A publisher entry includes the institution's name, the works it covers, its stated position (for example, "training permitted with attribution," "training requires explicit license," or "training not permitted"), and the contact for queries. The registry is being populated through direct conversations with publishers and through a harvester that monitors public declarations already being made.

Layer 02 · Assertion Registry
Operational

What custodians attest about specific works.

Where custodians of works record attestations about provenance and consent status, work by work.

The Assertion Registry is where custodians of works (the institutions that physically hold them, like libraries and archives) record attestations about those works' provenance and consent status.

An assertion includes the work's identifier, the custodian making the statement, the date of the attestation, the consent posture declared, and the chain of custody where relevant. The schema is validated, and the records are queryable through the registry's API.

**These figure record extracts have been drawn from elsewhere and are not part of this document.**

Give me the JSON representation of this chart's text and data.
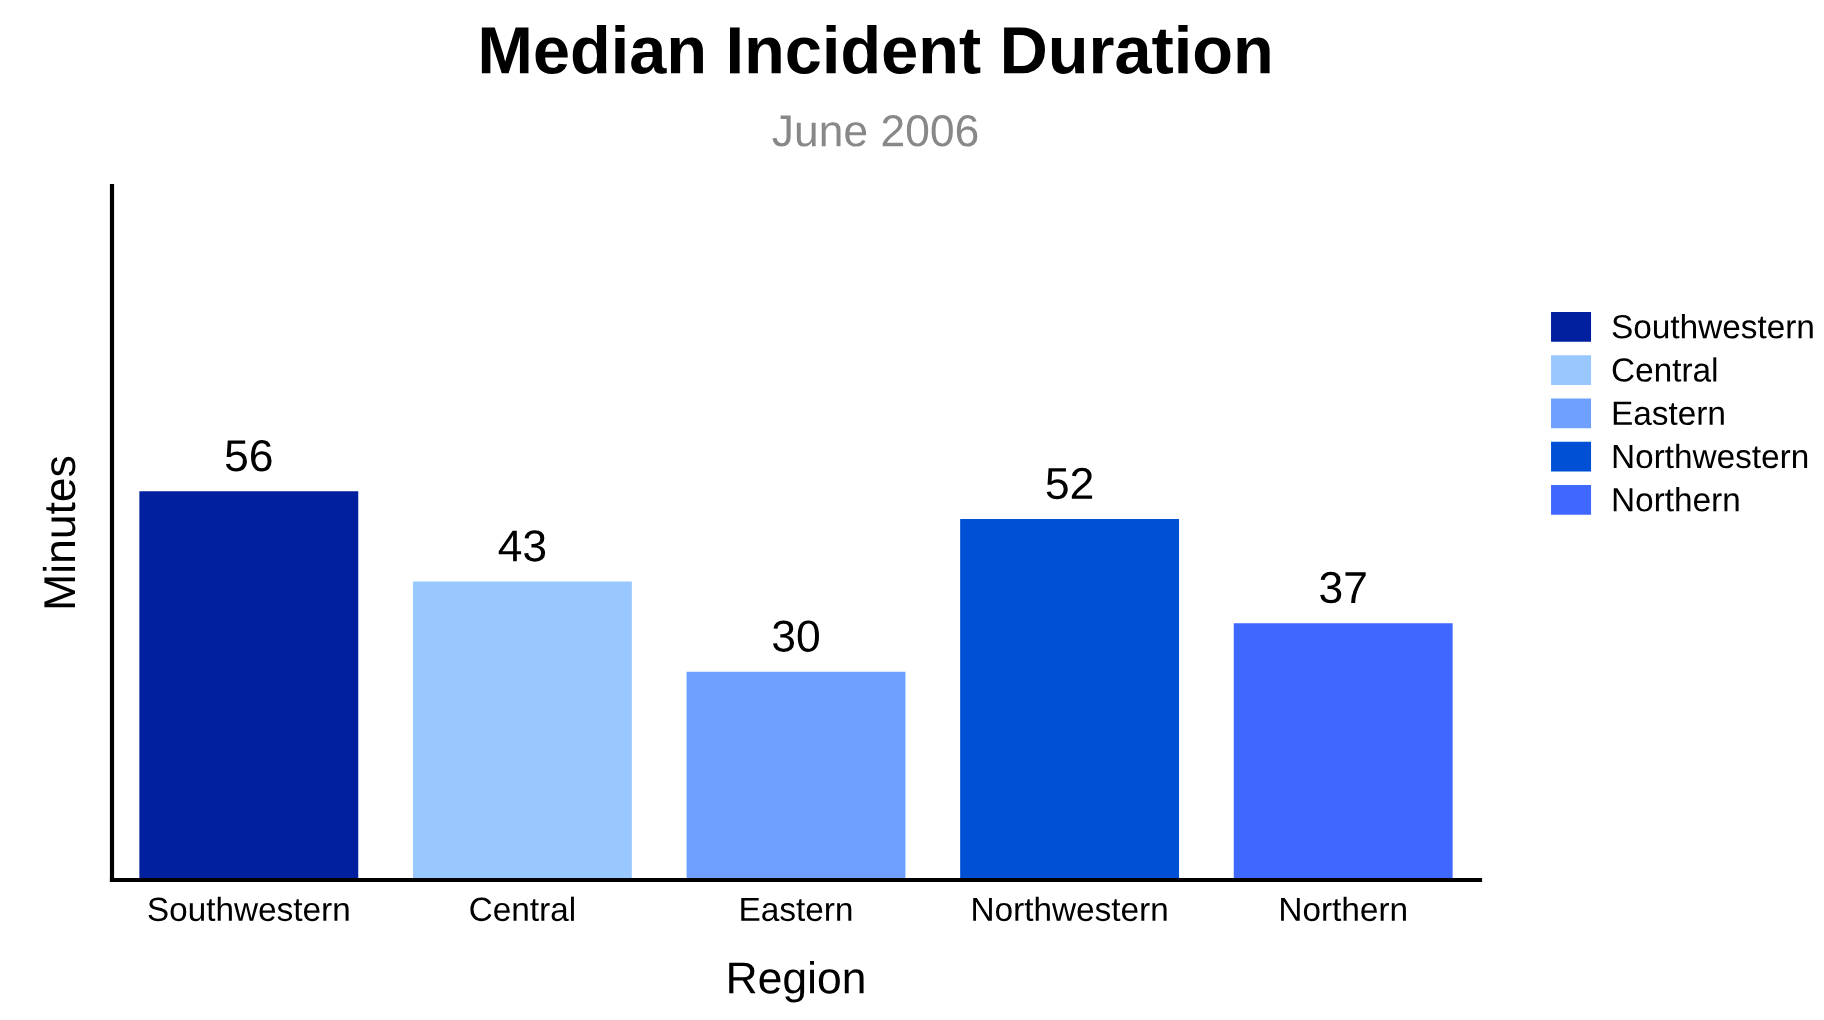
{
  "chart_data": {
    "type": "bar",
    "title": "Median Incident Duration",
    "subtitle": "June 2006",
    "xlabel": "Region",
    "ylabel": "Minutes",
    "categories": [
      "Southwestern",
      "Central",
      "Eastern",
      "Northwestern",
      "Northern"
    ],
    "series": [
      {
        "name": "Southwestern",
        "color": "#0020a0",
        "values": [
          56,
          null,
          null,
          null,
          null
        ]
      },
      {
        "name": "Central",
        "color": "#99c8ff",
        "values": [
          null,
          43,
          null,
          null,
          null
        ]
      },
      {
        "name": "Eastern",
        "color": "#6fa0ff",
        "values": [
          null,
          null,
          30,
          null,
          null
        ]
      },
      {
        "name": "Northwestern",
        "color": "#0050d6",
        "values": [
          null,
          null,
          null,
          52,
          null
        ]
      },
      {
        "name": "Northern",
        "color": "#3f68ff",
        "values": [
          null,
          null,
          null,
          null,
          37
        ]
      }
    ],
    "ylim": [
      0,
      100
    ],
    "data_labels": true,
    "legend": "right",
    "grid": false
  }
}
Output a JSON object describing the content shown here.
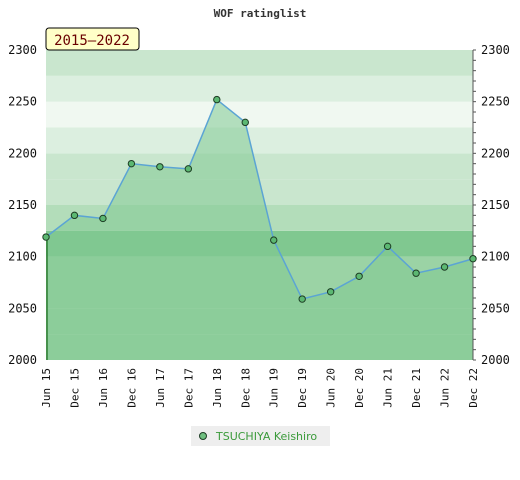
{
  "chart_data": {
    "type": "area",
    "title": "WOF ratinglist",
    "range_label": "2015—2022",
    "x_categories": [
      "Jun 15",
      "Dec 15",
      "Jun 16",
      "Dec 16",
      "Jun 17",
      "Dec 17",
      "Jun 18",
      "Dec 18",
      "Jun 19",
      "Dec 19",
      "Jun 20",
      "Dec 20",
      "Jun 21",
      "Dec 21",
      "Jun 22",
      "Dec 22"
    ],
    "y_ticks": [
      "2000",
      "2050",
      "2100",
      "2150",
      "2200",
      "2250",
      "2300"
    ],
    "ylim": [
      2000,
      2300
    ],
    "series": [
      {
        "name": "TSUCHIYA Keishiro",
        "x": [
          0,
          1,
          2,
          3,
          4,
          5,
          6,
          7,
          8,
          9,
          10,
          11,
          12,
          13,
          14,
          15
        ],
        "values": [
          2119,
          2140,
          2137,
          2190,
          2187,
          2185,
          2252,
          2230,
          2116,
          2059,
          2066,
          2081,
          2110,
          2084,
          2090,
          2098
        ]
      }
    ],
    "band_colors": [
      "#9bd3a5",
      "#b3ddba",
      "#c9e6ce",
      "#dcefe0",
      "#f0f8f1",
      "#80c890"
    ],
    "area_color": "#7fc991",
    "line_color": "#5ba4d4",
    "marker_color": "#5cb872",
    "legend_text_color": "#3a9a3a",
    "grid": false,
    "legend_position": "bottom-center"
  }
}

This layer makes work-level claims auditable. Where the Publisher Registry records broad position statements, the Assertion Registry records specific attestations about specific works, signed by their custodian.

NEXT

Adding to the registry.

The registry grows through two paths.

Publishers and institutions declaring their position can submit to the Publisher Registry through the form available on aicommons.org. Existing public declarations (in robots.txt, ai.txt, and well-known/AI files) are being harvested automatically.

Custodians of works (libraries, archives, datasets) can record attestations through the Assertion Registry submission flow. The template, the schema, and the validator are publicly available.